Orgon confides to Cléante what was in the strongbox: papers given him by his friend Argas when he fled the city. Orgon wanted them out of his hands so if he was interrogated, he could honestly swear he didn't have the papers. Cléante remarks that, having given Tartuffe such power over him, he should have "acted in some subtler way." Orgon is so angry at Tartuffe that he is "through with [all] pious men." Cléante accuses Orgon of being too "extravagant" and urges him not to "humor fraud" or to "asperse true piety." He must not vilify or scorn piety, but he needs to discern between piety and fraud.

Act 5, Scene 2

Damis joins Orgon and Cléante. He has heard about Tartuffe's "threats" and offers to do his father "the favor" of killing Tartuffe and thus end Orgon's "distress." Cléante tells him to calm down: "In this just kingdom, this enlightened age, / One does not settle things by violence."

Act 5, Scene 3

Madame Pernelle has heard "strange tales of very strange events" at her son's house and has come to see for herself. Orgon tells her how Tartuffe tried "to induce [Elmire] to misbehave" and is now threatening to evict Orgon and turn him into "a pauper, as [Tartuffe] began." But Madame Pernelle will not believe a word spoken against Tartuffe. She insists the family has "turned [Orgon] against him with a clever lie." Orgon insists he saw it with his own eyes, but his mother says, "We cannot always judge by what we see." Madame Pernelle now doubts Orgon just as he earlier doubted his family. Cléante tries to get them to develop a level-headed strategy in case Tartuffe takes Orgon to court. Orgon sees someone arriving and tells Dorine to say he's busy. Monsieur Loyal enters.

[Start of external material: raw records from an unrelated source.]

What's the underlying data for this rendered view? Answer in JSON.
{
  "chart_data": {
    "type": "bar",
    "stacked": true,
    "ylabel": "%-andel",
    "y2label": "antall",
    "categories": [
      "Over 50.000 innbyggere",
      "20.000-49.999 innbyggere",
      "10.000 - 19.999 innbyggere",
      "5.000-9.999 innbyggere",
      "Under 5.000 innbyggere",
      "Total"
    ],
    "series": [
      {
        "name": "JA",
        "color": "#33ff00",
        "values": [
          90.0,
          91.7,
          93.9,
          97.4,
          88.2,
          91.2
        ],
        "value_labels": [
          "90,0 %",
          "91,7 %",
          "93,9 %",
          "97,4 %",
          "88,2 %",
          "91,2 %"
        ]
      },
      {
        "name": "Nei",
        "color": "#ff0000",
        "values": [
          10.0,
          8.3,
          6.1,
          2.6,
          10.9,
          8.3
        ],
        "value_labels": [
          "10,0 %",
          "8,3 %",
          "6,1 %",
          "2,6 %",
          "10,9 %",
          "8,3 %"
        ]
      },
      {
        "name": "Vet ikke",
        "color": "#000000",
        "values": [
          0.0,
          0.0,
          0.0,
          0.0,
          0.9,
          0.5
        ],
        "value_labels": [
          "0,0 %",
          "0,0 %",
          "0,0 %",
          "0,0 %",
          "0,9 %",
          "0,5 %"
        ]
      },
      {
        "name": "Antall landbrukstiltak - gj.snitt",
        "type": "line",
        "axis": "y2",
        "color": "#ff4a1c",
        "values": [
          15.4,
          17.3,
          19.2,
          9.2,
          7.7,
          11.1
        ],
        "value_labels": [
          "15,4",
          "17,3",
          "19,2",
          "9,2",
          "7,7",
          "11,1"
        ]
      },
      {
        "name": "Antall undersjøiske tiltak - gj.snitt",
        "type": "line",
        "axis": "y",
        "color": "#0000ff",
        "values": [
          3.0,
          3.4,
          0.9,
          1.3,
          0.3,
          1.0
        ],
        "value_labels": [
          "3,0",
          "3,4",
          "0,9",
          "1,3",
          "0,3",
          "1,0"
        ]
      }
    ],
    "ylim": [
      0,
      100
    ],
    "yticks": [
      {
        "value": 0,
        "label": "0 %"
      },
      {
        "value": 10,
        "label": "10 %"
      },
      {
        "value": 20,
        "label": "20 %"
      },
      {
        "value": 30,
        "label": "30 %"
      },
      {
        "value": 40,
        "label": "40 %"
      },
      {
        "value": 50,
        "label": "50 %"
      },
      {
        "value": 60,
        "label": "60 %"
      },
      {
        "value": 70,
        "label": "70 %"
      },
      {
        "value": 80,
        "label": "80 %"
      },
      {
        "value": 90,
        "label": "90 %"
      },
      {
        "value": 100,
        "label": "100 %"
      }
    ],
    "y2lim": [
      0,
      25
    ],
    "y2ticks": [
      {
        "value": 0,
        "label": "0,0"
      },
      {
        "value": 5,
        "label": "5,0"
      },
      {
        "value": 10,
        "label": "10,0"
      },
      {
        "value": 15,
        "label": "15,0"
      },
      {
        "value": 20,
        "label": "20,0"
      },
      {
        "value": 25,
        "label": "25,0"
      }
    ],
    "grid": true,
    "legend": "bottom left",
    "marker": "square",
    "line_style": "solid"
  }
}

Cléante's good advice can sometimes prove a bit grating, as happens in Act 5, Scene 1. After all, the advice comes much too late. Not only has Orgon long since entrusted Tartuffe with Argas's incriminating documents, he has already goaded Tartuffe into throwing him and his family out of the house. In such a situation, Cléante would do better to realize his advice will only upset people and he could easily come across as a bit of a know-it-all.

Fortunately, by Act 5 Orgon is more disposed to listen to Cléante's advice as both he and Damis do in Scene 2. However, it is worth noting Damis did not think through his offer to do away with Tartuffe. It's very likely such an inexperienced boy would get killed himself if he took on both the wily Tartuffe and his staunch henchman, Laurent. And if he did manage to kill Tartuffe, he would probably be arrested and executed for murder—causing further pain and scandal for his family.

Verbal irony may again appear in the last lines of Scene 2 as Cléante mentions "this just kingdom, this enlightened age." It is hard to know whether Molière is serious here. After all, Tartuffe was unjustly banned for five years. And he is hardly likely to have considered as "enlightened" the very forces that pushed to ban the play. Still, in the end, the fate of Orgon and his family will be decided by the king's justice and enlightenment.

In Act 5, Scene 3, the tables have been turned on Orgon. Now he is the one recounting what he has witnessed to someone under Tartuffe's spell, namely his mother. She is as convinced as he had been of Tartuffe's innocence. Madame Pernelle's failure to grasp the truth annoys him, just as his idolization of Tartuffe had frustrated his family. The absurdity of her clinging devotedly to the falsely pious man and the justice of her refusal to believe her son are a delightful turnabout not just for Dorine but also for the audience. Like Orgon, Madame Pernelle will not be convinced until, in the next scene, she sees the bailiff come to evict her son from his own house. The printed eviction notice is something she cannot deny.